Но в Эмме не было ничего чудесного или сказочного. Она была одной из самых глубоко приземленных женщин, которых только знала Берта.
— В последнее время нам не хватало ваших статей, — упрекнула ее Эмма, после того как они обменялись последними новостями и Берта поделилась с ней радостным известием о своей беременности. Разговаривая, они продолжали укладывать буквари в решетчатые ящики.
— Мне пришлось больше помогать Карлу в конторе, — оправдывалась Берта.
— Надеюсь, не за счет своей карьеры.
— Конечно, нет, — заверила ее Берта, не будучи совершенно уверенной в этом сама. — Это не канцелярская писанина. Карл опять занялся уголовным правом и расследованиями.
— Так мы и поняли. — Эмма не пустилась в дальнейшие объяснения, но Берта предположила, что до нее каким-то образом дошли слухи о расследовании Карлом серии убийств в Вене в прошлом году. — Какое-нибудь увлекательное дело на сей раз?
Берта как раз рассчитывала на это любопытство со стороны своей старой приятельницы.
— Малер, — прошептала Эмма, когда Берта покончила со своим рассказом, — такой странный маленький человек.
— Совершенно верно. Сколько мне помнится, вы когда-то были друзьями.
— Виктор был. Я сталкивалась с ним всего несколько раз. Но Виктор — кладезь историй о Малере. — Эмма улыбнулась. — Конечно, это было столько лет назад, когда мы все были молодыми и богемными. Это было примерно в ту пору, когда мы с Виктором встретились впервые, в 1878 году. Он учредил «Вегетарианское общество» — мы все были большими почитателями Вагнера и его утверждения, что вегетарианство может спасти мир. Мы так отчаянно хотели тогда спасти мир самыми прямыми доступными средствами. — Она покачала головой, стирая пыль с обложки одной книги перед тем, как положить ее в ящик. — С тех пор мы узнали, что мир сам по себе немного более сложен.

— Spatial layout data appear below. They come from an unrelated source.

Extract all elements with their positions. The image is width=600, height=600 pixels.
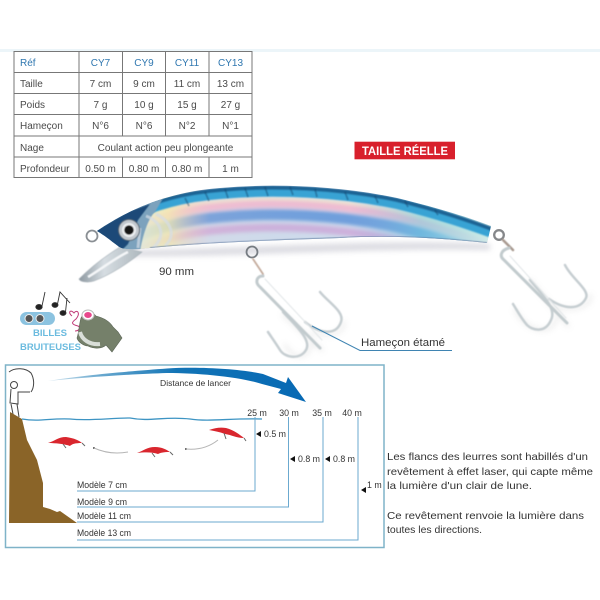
cast line 2	[185, 440, 218, 450]
depth labels	[256, 429, 382, 493]
depth labels: 0.8 m	[333, 454, 355, 464]
table row: Hameçon: N°2	[179, 121, 196, 132]
lure eye	[118, 220, 140, 240]
text: billes bruiteuses: BILLES	[33, 328, 67, 338]
model labels: Modèle 9 cm	[77, 497, 127, 507]
table row: Taille: 13 cm	[217, 79, 244, 90]
lure shadow	[120, 242, 490, 256]
rear ring	[494, 230, 504, 240]
table row: Profondeur: 1 m	[222, 164, 239, 175]
music notes	[36, 292, 70, 315]
cliff	[9, 412, 77, 523]
distance labels	[247, 408, 362, 418]
angler	[9, 369, 34, 417]
table row: Taille: Taille	[20, 79, 43, 90]
arrow: distance	[48, 368, 306, 402]
description text: toutes les directions.	[387, 525, 482, 536]
rattle balls	[25, 314, 44, 322]
table row: Réf	[20, 58, 243, 69]
table row: Réf: CY13	[218, 58, 243, 69]
table row: Profondeur: Profondeur	[20, 164, 70, 175]
label: distance de lancer: Distance de lancer	[160, 378, 231, 388]
squiggle heart	[70, 311, 80, 331]
model labels	[77, 480, 131, 538]
table row: Profondeur: 0.80 m	[172, 164, 202, 175]
description text	[387, 452, 593, 536]
model lines	[77, 417, 358, 540]
top tinted strip	[0, 49, 600, 52]
distance labels: 25 m	[247, 408, 267, 418]
lure back markings	[185, 187, 438, 215]
lure bib	[79, 247, 142, 282]
table row: Nage	[20, 143, 234, 154]
distance labels: 35 m	[312, 408, 332, 418]
depth labels: 1 m	[367, 480, 382, 490]
depth labels: 0.5 m	[264, 429, 286, 439]
distance labels: 30 m	[279, 408, 299, 418]
front treble hook	[253, 259, 344, 357]
table row: Hameçon: Hameçon	[20, 121, 63, 132]
lure head	[97, 198, 164, 250]
table row: Profondeur: 0.80 m	[129, 164, 159, 175]
lure bib highlight	[88, 252, 128, 277]
table row: Profondeur: 0.50 m	[85, 164, 116, 175]
panel: casting diagram	[6, 365, 384, 548]
table row: Poids: 27 g	[221, 100, 240, 111]
callout: hameçon étamé: Hameçon étamé	[361, 337, 445, 349]
description text: revêtement à effet laser, qui capte même	[387, 467, 593, 478]
model labels: Modèle 7 cm	[77, 480, 127, 490]
description text: Les flancs des leurres sont habillés d'un	[387, 452, 588, 463]
table row: Poids	[20, 100, 240, 111]
table row: Réf: CY7	[91, 58, 111, 69]
icon: billes bruiteuses	[20, 292, 122, 352]
table row: Hameçon: N°1	[222, 121, 239, 132]
table row: Hameçon: N°6	[136, 121, 153, 132]
table row: Taille: 9 cm	[133, 79, 155, 90]
red lure 3	[209, 428, 246, 441]
badge: taille réelle: TAILLE RÉELLE	[362, 145, 448, 158]
lure illustration	[78, 186, 505, 283]
rattle capsule	[20, 312, 55, 325]
lure nose ring	[86, 230, 98, 242]
lure underside edge	[150, 237, 487, 248]
water line	[22, 418, 262, 420]
specification table	[14, 52, 252, 178]
depth labels: 0.8 m	[298, 454, 320, 464]
table row: Taille: 11 cm	[174, 79, 200, 90]
belly ring	[246, 246, 258, 258]
red lure 1	[48, 437, 85, 448]
table row: Réf: Réf	[20, 58, 36, 69]
description text: la lumière d'un clair de lune.	[387, 481, 532, 492]
model labels: Modèle 11 cm	[77, 511, 131, 521]
table row: Réf: CY9	[134, 58, 154, 69]
lure gill	[138, 214, 171, 248]
callout: hameçon étamé	[312, 326, 452, 350]
table row: Taille	[20, 79, 244, 90]
fish	[77, 312, 122, 352]
model labels: Modèle 13 cm	[77, 528, 131, 538]
table row: Profondeur	[20, 164, 239, 175]
distance labels: 40 m	[342, 408, 362, 418]
fish eye	[82, 310, 94, 320]
red lure 2	[137, 447, 173, 457]
table row: Poids: 7 g	[94, 100, 107, 111]
rear treble hook	[501, 240, 591, 330]
lure body	[97, 186, 491, 250]
description text: Ce revêtement renvoie la lumière dans	[387, 511, 584, 522]
fish belly highlight	[80, 332, 100, 344]
table row: Poids: Poids	[20, 100, 45, 111]
cast line 1	[93, 447, 128, 453]
table row: Réf: CY11	[175, 58, 200, 69]
table row: Hameçon	[20, 121, 239, 132]
table row: Hameçon: N°6	[92, 121, 109, 132]
table row: Taille: 7 cm	[90, 79, 111, 90]
table row: Poids: 15 g	[177, 100, 197, 111]
table row: Nage: Nage	[20, 143, 44, 154]
icon: billes bruiteuses: BRUITEUSES	[20, 342, 81, 352]
badge: taille réelle	[354, 142, 455, 159]
table row: Nage: Coulant action peu plongeante	[98, 143, 234, 154]
table row: Poids: 10 g	[134, 100, 154, 111]
label: 90 mm: 90 mm	[159, 266, 194, 278]
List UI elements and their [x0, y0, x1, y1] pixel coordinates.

Иногда он даже не хочет спасения. Беспощадный мир. — Госпожа Адлер звонко рассмеялась.
— Я надеялась, что либо вы, либо Виктор могли бы рассказать мне о друзьях Малера в то время.
— Ага, определяете круг подозреваемых из его прошлого? — догадалась Эмма. — На самом деле рассказывать особенно нечего. Они собирались в жалком грязном ресторанчике-подвале на углу Валлнерштрассе и Фаненгассе… «Рамхартер». Точно, так он назывался. Боже, я столько лет не вспоминала этот полутемный холодный кабачок. Я несколько раз сопровождала туда Виктора на тошнотворные ужины, но мне быстро стало ясно, что эти ах-такие-прогрессивные мужчины не изъявляют желания иметь в своей среде женщину. Тем не менее именно там я впервые встретилась с Малером. В те дни он щеголял бородой, такой огромной, мохнатой. Должно быть, юноша полагал, что с ней выглядит старше своих лет. В ту пору ему было лет восемнадцать-девятнадцать. Но уже тогда он был чрезвычайно высокого мнения о себе.
— Вечный художник, — констатировала Берта чуть ли не со вздохом.
— Я бы сказала, скорее, вечный зануда. То есть я хочу сказать: как можно в восемнадцать лет, в расцвете молодости и прекрасного здоровья, постоянно твердить о стремлении умереть? Да и все прочие были ненамного лучше. Там же присутствовал Герман Бар, молодой писатель, смахивающий на бычка, надеющийся пробиться. Что ему, собственно говоря, и удалось. И Энгельберт Пернершторфер. Вы знаете его, он до сих пор находится в центре нашего социалистического движения. В то время он издавал их небольшую газету «Deutsche Wort». [72]Ах да. В дополнение к тому, что все они были социалистами и вегетарианцами, они все являлись ярыми германскими националистами. Смехотворно. Шайка еврейских интеллектуалов, втирающаяся в банду антисемитов. Виктор оставил германский национализм, когда его ненависть к евреям стала слишком уж очевидной. В эту группу также входили мои братья, Генрих и Отто, и журналист Рихард фон Кралик. Иногда заходил также Гуго Вольф, но его скорее можно было встретить в кафе «Гринштайдль», где собиралась вся артистическая молодежь того времени, будущие великие личности. Мне нравилось называть его «Кафе Мегаломания». [73]И еще там был этот бедняга Ротт.